Some innovative directions seem promising for the future of psychiatry [2], imaging the most basic machinery of neuronal connectivity at the synaptic axonal levels, his bottom up discoveries of the “Connectom” promises to reveal the “connectomopathis” underlying mental disorders. This work goes together with another exciting innovation that of the “Clarity” and, is relevant to future study of neuronal wiring abnormalities in mental disorders [3]. Optogenetics is promising future technology for controlling brain activity and thus has the potential of “correcting” damaged wiring and faulty synchronization among neuronal ensembles [4].
The RDoC [5] effort to cover multiple domains of pathologies related to mental disorders (from gene molecular levels to whole-brain and social levels) together with the efforts of mapping out Connectopathies for psychiatric disturbances are all excellent necessary bottom-up efforts. However, a top-down rational, or theoretical framework which will make sense, and direct the accumulating investigational bottom-up discoveries was found to be missing.
Such rational, theoretical framework can readily become available using what we have already begun to know about the brain as a complex and dynamic system; I have formulated it under the general term of “NeuroAnalysis” and made it accessible to clinicians as “Clinical Brain profiling” a testable hypothetical phenomenology-to-brain-disturbance translator [6].

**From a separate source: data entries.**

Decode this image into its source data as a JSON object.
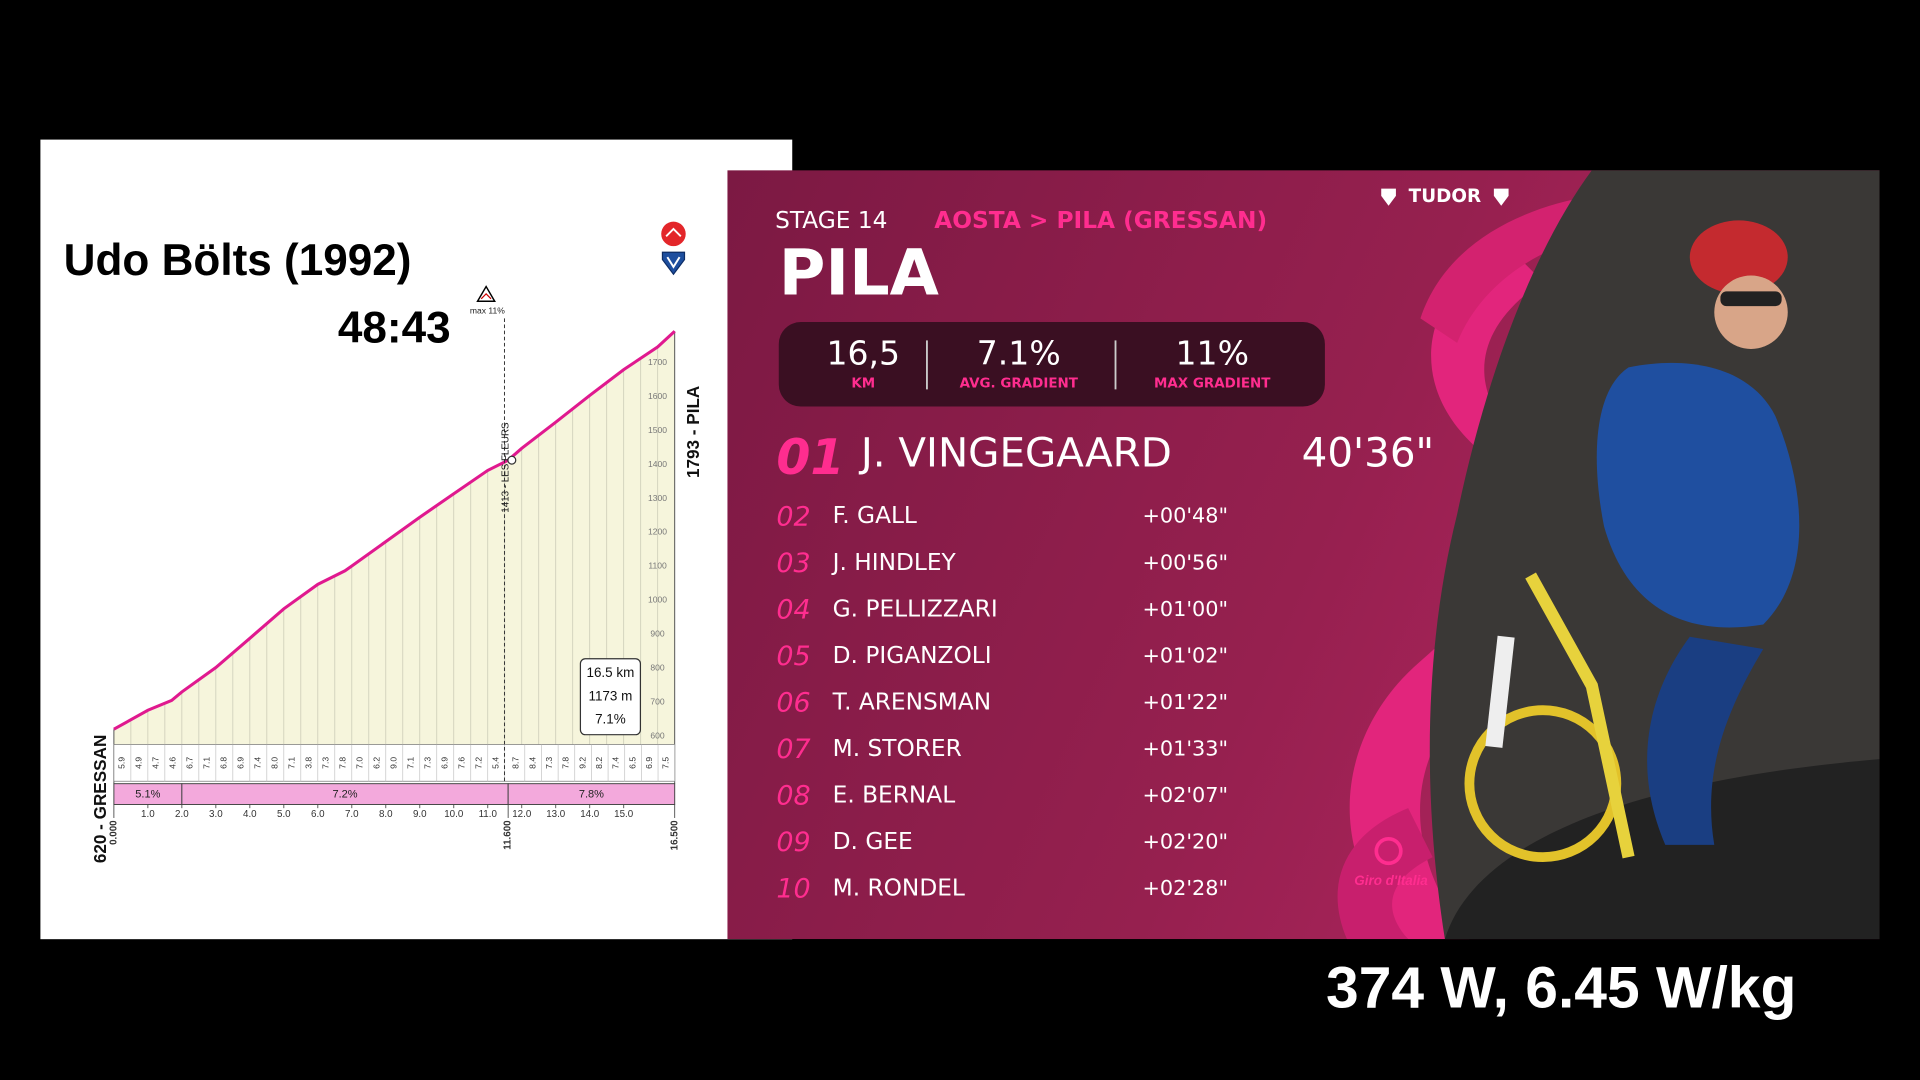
{
  "record": {
    "rider": "Udo Bölts (1992)",
    "time": "48:43"
  },
  "chart_data": {
    "type": "line",
    "color": "#e0198f",
    "x": [
      0,
      1,
      1.7,
      2,
      3,
      4,
      5,
      6,
      6.8,
      7,
      8,
      9,
      10,
      11,
      11.6,
      12,
      13,
      14,
      15,
      16,
      16.5
    ],
    "values": [
      620,
      676,
      705,
      730,
      802,
      888,
      975,
      1047,
      1087,
      1101,
      1173,
      1245,
      1314,
      1383,
      1413,
      1448,
      1525,
      1604,
      1680,
      1747,
      1793
    ],
    "xlim": [
      0,
      16.5
    ],
    "ylim": [
      575,
      1860
    ],
    "yticks": [
      600,
      700,
      800,
      900,
      1000,
      1100,
      1200,
      1300,
      1400,
      1500,
      1600,
      1700
    ],
    "xticks": [
      {
        "value": 1,
        "label": "1.0"
      },
      {
        "value": 2,
        "label": "2.0"
      },
      {
        "value": 3,
        "label": "3.0"
      },
      {
        "value": 4,
        "label": "4.0"
      },
      {
        "value": 5,
        "label": "5.0"
      },
      {
        "value": 6,
        "label": "6.0"
      },
      {
        "value": 7,
        "label": "7.0"
      },
      {
        "value": 8,
        "label": "8.0"
      },
      {
        "value": 9,
        "label": "9.0"
      },
      {
        "value": 10,
        "label": "10.0"
      },
      {
        "value": 11,
        "label": "11.0"
      },
      {
        "value": 12,
        "label": "12.0"
      },
      {
        "value": 13,
        "label": "13.0"
      },
      {
        "value": 14,
        "label": "14.0"
      },
      {
        "value": 15,
        "label": "15.0"
      }
    ],
    "km_marks": [
      {
        "value": 0,
        "label": "0.000"
      },
      {
        "value": 11.6,
        "label": "11.600"
      },
      {
        "value": 16.5,
        "label": "16.500"
      }
    ],
    "start_label": "620 - GRESSAN",
    "summit_label": "1793 - PILA",
    "waypoint": {
      "km": 11.6,
      "elevation": 1413,
      "label": "1413 - LES FLEURS"
    },
    "max_gradient_label": "max 11%",
    "summary": [
      "16.5 km",
      "1173 m",
      "7.1%"
    ],
    "sections": [
      {
        "start": 0,
        "end": 2,
        "value": 5.1,
        "label": "5.1%"
      },
      {
        "start": 2,
        "end": 11.6,
        "value": 7.2,
        "label": "7.2%"
      },
      {
        "start": 11.6,
        "end": 16.5,
        "value": 7.8,
        "label": "7.8%"
      }
    ],
    "segment_gradients": {
      "values": [
        5.9,
        4.9,
        4.7,
        4.6,
        6.7,
        7.1,
        6.8,
        6.9,
        7.4,
        8,
        7.1,
        3.8,
        7.3,
        7.8,
        7,
        6.2,
        9,
        7.1,
        7.3,
        6.9,
        7.6,
        7.2,
        5.4,
        8.7,
        8.4,
        7.3,
        7.8,
        9.2,
        8.2,
        7.4,
        6.5,
        6.9,
        7.5
      ],
      "value_labels": [
        "5.9",
        "4.9",
        "4.7",
        "4.6",
        "6.7",
        "7.1",
        "6.8",
        "6.9",
        "7.4",
        "8.0",
        "7.1",
        "3.8",
        "7.3",
        "7.8",
        "7.0",
        "6.2",
        "9.0",
        "7.1",
        "7.3",
        "6.9",
        "7.6",
        "7.2",
        "5.4",
        "8.7",
        "8.4",
        "7.3",
        "7.8",
        "9.2",
        "8.2",
        "7.4",
        "6.5",
        "6.9",
        "7.5"
      ]
    }
  },
  "stage": {
    "number": "STAGE 14",
    "route": "AOSTA > PILA (GRESSAN)",
    "finish": "PILA",
    "sponsor": "TUDOR",
    "brand": "Giro d'Italia",
    "stats": [
      {
        "value": "16,5",
        "label": "KM"
      },
      {
        "value": "7.1%",
        "label": "AVG. GRADIENT"
      },
      {
        "value": "11%",
        "label": "MAX GRADIENT"
      }
    ],
    "results": [
      {
        "rank": "01",
        "rider": "J. VINGEGAARD",
        "time": "40'36\""
      },
      {
        "rank": "02",
        "rider": "F. GALL",
        "time": "+00'48\""
      },
      {
        "rank": "03",
        "rider": "J. HINDLEY",
        "time": "+00'56\""
      },
      {
        "rank": "04",
        "rider": "G. PELLIZZARI",
        "time": "+01'00\""
      },
      {
        "rank": "05",
        "rider": "D. PIGANZOLI",
        "time": "+01'02\""
      },
      {
        "rank": "06",
        "rider": "T. ARENSMAN",
        "time": "+01'22\""
      },
      {
        "rank": "07",
        "rider": "M. STORER",
        "time": "+01'33\""
      },
      {
        "rank": "08",
        "rider": "E. BERNAL",
        "time": "+02'07\""
      },
      {
        "rank": "09",
        "rider": "D. GEE",
        "time": "+02'20\""
      },
      {
        "rank": "10",
        "rider": "M. RONDEL",
        "time": "+02'28\""
      }
    ]
  },
  "power": "374 W, 6.45 W/kg"
}
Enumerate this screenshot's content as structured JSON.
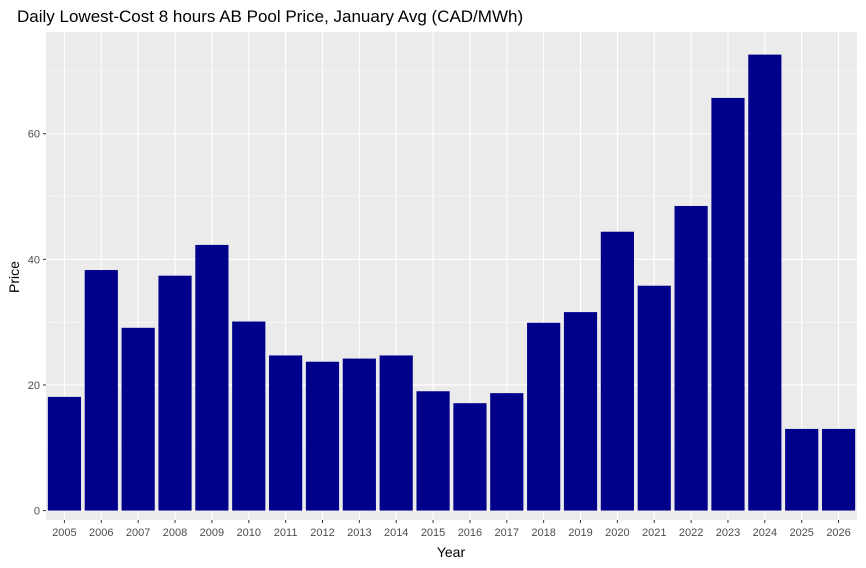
{
  "chart_data": {
    "type": "bar",
    "title": "Daily Lowest-Cost 8 hours AB Pool Price, January Avg (CAD/MWh)",
    "xlabel": "Year",
    "ylabel": "Price",
    "categories": [
      "2005",
      "2006",
      "2007",
      "2008",
      "2009",
      "2010",
      "2011",
      "2012",
      "2013",
      "2014",
      "2015",
      "2016",
      "2017",
      "2018",
      "2019",
      "2020",
      "2021",
      "2022",
      "2023",
      "2024",
      "2025",
      "2026"
    ],
    "values": [
      18.1,
      38.3,
      29.1,
      37.4,
      42.3,
      30.1,
      24.7,
      23.7,
      24.2,
      24.7,
      19.0,
      17.1,
      18.7,
      29.9,
      31.6,
      44.4,
      35.8,
      48.5,
      65.7,
      72.6,
      13.0,
      13.0
    ],
    "ylim": [
      -1.5,
      76.2
    ],
    "yticks": [
      0,
      20,
      40,
      60
    ],
    "grid": true,
    "legend": "none",
    "colors": {
      "bar": "#00008B",
      "panel": "#EBEBEB",
      "grid_major": "#FFFFFF",
      "tick_text": "#4D4D4D",
      "tick_mark": "#333333"
    }
  }
}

The assumption of “NeuroAnalysis” is that being Emergent Properties the mental dysfunctions of “consciousness,” “mood,” “personality” and “mental organizations” are all associated with vast, wide-spread, whole-brain disturbances and perturbations.
These fall into three major domains of brain organizations, that of 1) basic developmental connectomics, 2) plasticity and adaptability and 3) fast connectivity balance, these are associated with 1) personality disorders, 2) mood and anxiety alterations and 3) psychosis and schizophrenia spectrum phenomenology, respectively.
In patients with personality disorders, the altered disturbed Default Mode Network (DMN) were predicted, i.e., the DMN will have abnormal, biased small-world organization caused by related abnormal experience-dependent plasticity.
Mood alterations and anxiety are predicted to emerge from altered “Optimization Dynamics”. Optimization in this case is a dynamic adaptive capacity of the “Bayesian Brain” to reduce “Free Energy”. Free energy is an entropy measurement reduced by an optimal plastic adaptive brain. Thus plasticity and changeability are critical to stabilize mood and reduce c, a deduction that concords with the knowledge of plasticity-induction by antidepressant medications. In summary, mood disturbances as emergent properties are explained by Deoptimization Dynamics due to hampered plasticity.
Psychosis is caused by altered perturbed and biased neuronal connectivity ranging from disconnection dynamics to over-connectivity and bottom-up top-down connectivity imbalances.
The assessment of these parameters is available for clinicians at the CBP webpage [7] and explained by the literature [8] and the webmanual for CBP.